Critical systems and data must be especially well protected. For this, it is necessary to have a comprehensive view of company IT systems and an estimation of the importance of individual systems and data sets. Only then can special protection measures be effectively undertaken for these systems and data, without limiting the usability of the IT systems as a whole – which would result in a reduction in the acceptance of the security measures, or make them uneconomical.


Further important points:


  • Networked security: Joint action of a range of security tools that exchange information and through this allow a better overview and improve the detection and tracing of attackers.
  • Secure identification of systems and people: Who accesses systems and data?
  • Consistent use of encryption: Encryption may not prevent access to data in itself, but certainly prevents the unauthorized use and alteration of this data.

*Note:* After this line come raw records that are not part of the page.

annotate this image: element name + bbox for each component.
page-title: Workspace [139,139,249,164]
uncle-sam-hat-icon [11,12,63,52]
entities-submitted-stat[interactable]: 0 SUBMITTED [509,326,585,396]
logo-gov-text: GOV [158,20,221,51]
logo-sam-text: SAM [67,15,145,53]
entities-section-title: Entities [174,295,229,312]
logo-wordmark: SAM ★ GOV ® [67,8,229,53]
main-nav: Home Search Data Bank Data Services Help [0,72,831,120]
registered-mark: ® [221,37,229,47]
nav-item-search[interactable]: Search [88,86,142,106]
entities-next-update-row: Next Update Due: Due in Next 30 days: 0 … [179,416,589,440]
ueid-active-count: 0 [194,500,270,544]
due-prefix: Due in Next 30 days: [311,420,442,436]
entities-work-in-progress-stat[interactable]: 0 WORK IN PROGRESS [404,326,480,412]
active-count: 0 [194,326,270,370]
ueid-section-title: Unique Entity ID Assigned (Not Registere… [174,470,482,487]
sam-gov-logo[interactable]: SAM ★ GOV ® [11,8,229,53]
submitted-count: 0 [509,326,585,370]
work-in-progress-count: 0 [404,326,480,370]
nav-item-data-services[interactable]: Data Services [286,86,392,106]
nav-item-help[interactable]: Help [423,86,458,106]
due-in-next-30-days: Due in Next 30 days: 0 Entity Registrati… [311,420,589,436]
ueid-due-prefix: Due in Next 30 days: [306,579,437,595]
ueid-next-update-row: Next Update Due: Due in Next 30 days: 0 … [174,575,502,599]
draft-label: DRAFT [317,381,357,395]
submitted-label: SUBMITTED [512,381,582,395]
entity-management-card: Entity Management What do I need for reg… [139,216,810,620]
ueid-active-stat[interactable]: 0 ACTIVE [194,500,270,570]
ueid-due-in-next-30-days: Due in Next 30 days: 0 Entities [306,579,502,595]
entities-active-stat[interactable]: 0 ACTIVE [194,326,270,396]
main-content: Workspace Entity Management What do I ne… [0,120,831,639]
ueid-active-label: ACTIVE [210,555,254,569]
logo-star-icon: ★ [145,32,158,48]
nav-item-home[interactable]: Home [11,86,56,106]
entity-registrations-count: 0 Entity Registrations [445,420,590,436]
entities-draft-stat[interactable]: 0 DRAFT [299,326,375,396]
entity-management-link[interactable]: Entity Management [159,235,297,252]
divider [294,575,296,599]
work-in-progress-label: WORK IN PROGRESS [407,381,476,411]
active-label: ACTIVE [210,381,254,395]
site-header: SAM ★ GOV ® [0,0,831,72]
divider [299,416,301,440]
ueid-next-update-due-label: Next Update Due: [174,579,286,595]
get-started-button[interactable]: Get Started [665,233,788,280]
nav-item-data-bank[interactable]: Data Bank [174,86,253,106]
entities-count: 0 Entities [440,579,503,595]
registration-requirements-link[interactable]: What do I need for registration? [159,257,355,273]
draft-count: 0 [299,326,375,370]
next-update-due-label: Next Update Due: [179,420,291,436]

Professor Pohlmann, from the Institute for Internet Security from the Westphalia University of Applied Sciences, calls for a paradigm shift in IT security:


  • More encryption instead of open data: Fortunately, the acceptance and use of encryption has been increasing since the Snowden revelations, although there is still far too little encryption in use.
  • Reliability instead of indifference: Manufacturers and providers should take on complete responsibility for the security of the systems and solutions they offer.
  • Certification: Verifiable and verified level of security.
  • Proactive rather than reactive security: This leads overall to more robust and more reliable systems.
  • Object security instead of perimeter security
  • More collaboration rather than separation: Combatting the imbalance between attackers and defenders – e.g. through use of Cloud security solutions.


What is also becoming more important is that IT users must have at least basic knowledge of IT security and an understanding of its requirements. For this, measures are necessary for awareness and training.